The Devil's Labyrinth
- Hardcover edition
- Author: John Saul
- Language: English
- Genre: Novel
- Publisher: Ballantine Books
- Publication date: July 17, 2007
- Publication place: United States
- Media type: Print (hardback & paperback)
- Pages: 352
- ISBN: 978-0-345-48703-2
- Preceded by: In the Dark of the Night
- Followed by: Faces of Fear

= The Devil's Labyrinth =

2007 novel by John Saul

The Devil's Labyrinth is a thriller horror novel by John Saul, published by Ballantine Books on July 17, 2007. The novel follows the story of Ryan McIntyre, a teenage boy sent to a Catholic boarding school, where strange deaths and mysterious disappearances begin to occur upon his arrival.

== Plot ==
The Devil's Labyrinth follows the character of Ryan McIntyre as he is enrolled at St. Isaac’s Catholic boarding school due to Ryan's reaction to his father's untimely death and his mother's reaction to a severe beating by students at his old school. St. Isaac's is no stranger to death and controversy, as Ryan soon discovers that there have been multiple incidents of disturbing behaviors, including a violent death and a missing student. Meanwhile, fellow newcomer Father Sebastian claims to be able to exorcise demons and, much to Ryan's horror, he begins to suspect that the priest is actually inserting evil into others rather than exorcising it. Ryan soon finds that Sebastian has plans for a bigger conquest than St.
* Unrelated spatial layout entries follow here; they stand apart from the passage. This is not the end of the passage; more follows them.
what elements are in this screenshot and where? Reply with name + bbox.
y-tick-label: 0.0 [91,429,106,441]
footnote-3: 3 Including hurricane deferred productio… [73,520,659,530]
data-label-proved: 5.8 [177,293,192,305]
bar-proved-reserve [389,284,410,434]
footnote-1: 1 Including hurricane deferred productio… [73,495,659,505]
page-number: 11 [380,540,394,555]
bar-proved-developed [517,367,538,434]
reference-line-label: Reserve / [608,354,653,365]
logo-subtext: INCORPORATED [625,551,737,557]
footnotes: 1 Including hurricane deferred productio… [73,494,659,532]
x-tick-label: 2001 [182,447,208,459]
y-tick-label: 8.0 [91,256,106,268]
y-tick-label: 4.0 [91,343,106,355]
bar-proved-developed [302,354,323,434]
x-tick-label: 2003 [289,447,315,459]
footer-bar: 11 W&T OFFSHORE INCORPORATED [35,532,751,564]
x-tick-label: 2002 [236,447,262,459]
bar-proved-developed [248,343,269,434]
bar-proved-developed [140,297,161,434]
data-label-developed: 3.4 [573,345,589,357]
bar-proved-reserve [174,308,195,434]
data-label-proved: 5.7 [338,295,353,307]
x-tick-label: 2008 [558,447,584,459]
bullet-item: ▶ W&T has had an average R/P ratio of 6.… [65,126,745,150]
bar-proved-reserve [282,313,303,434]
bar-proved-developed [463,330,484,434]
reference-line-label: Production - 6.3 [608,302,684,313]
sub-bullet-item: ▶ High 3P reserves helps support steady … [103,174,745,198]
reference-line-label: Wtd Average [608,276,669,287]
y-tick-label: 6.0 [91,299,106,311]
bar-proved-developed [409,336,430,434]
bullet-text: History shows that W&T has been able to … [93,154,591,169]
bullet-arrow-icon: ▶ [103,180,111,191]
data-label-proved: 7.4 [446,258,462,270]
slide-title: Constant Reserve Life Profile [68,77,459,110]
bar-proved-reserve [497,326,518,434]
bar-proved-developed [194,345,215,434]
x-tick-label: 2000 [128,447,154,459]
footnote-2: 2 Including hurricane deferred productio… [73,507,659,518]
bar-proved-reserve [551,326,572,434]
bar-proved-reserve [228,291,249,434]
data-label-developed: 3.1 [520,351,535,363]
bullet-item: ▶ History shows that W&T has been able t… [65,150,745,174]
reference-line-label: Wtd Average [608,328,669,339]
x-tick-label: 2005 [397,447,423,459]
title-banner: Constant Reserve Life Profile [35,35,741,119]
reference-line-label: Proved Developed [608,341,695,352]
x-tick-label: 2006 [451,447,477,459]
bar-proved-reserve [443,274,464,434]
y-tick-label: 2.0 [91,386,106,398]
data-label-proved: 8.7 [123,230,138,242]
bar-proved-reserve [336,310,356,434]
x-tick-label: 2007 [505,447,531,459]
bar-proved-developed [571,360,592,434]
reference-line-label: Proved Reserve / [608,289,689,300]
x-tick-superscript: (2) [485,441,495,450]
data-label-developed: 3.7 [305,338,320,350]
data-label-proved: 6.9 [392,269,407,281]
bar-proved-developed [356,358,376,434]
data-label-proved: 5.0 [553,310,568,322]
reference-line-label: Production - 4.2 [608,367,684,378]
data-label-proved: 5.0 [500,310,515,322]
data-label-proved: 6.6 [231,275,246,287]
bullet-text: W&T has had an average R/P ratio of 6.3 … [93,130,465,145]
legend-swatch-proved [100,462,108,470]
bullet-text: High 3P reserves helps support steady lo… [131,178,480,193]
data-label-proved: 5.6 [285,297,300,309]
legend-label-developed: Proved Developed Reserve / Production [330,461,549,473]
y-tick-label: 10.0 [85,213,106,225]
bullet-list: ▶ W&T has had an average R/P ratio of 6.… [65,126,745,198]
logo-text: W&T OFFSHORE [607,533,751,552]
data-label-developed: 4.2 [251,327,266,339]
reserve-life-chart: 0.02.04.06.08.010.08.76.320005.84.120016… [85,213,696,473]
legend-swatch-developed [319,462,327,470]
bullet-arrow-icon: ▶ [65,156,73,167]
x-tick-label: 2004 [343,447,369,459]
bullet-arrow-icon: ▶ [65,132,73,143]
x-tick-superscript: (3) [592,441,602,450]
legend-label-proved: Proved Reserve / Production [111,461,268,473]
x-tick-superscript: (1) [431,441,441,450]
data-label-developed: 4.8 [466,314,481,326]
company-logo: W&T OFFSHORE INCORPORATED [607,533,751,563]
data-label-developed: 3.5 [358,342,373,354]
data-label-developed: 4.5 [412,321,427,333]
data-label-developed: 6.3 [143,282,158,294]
Isaac, plans that include the Pope himself.

== Critical reception ==
Book Reporter's Judy Gigstad positively reviewed the book calling it "a thriller that spellbinds the reader with appreciation for John Saul’s ingenuity". Publishers Weekly wrote that "Saul fans should be satisfied" but that "those looking for a more subtle treatment of a similar theme might prefer Whitley Strieber's The Night Church". Booklist wrote that the book was "gratifyingly full of creepy, gory, and repulsive incidents leading to a nail-biting climax". Harold Goldberg of Filmcritic.com wrote that Saul "slowly and masterfully builds a taut and almost perfect suspense that's rife with terror." Booklist noted that the novel may be controversial for its portrayal of Islam as "absolute evil".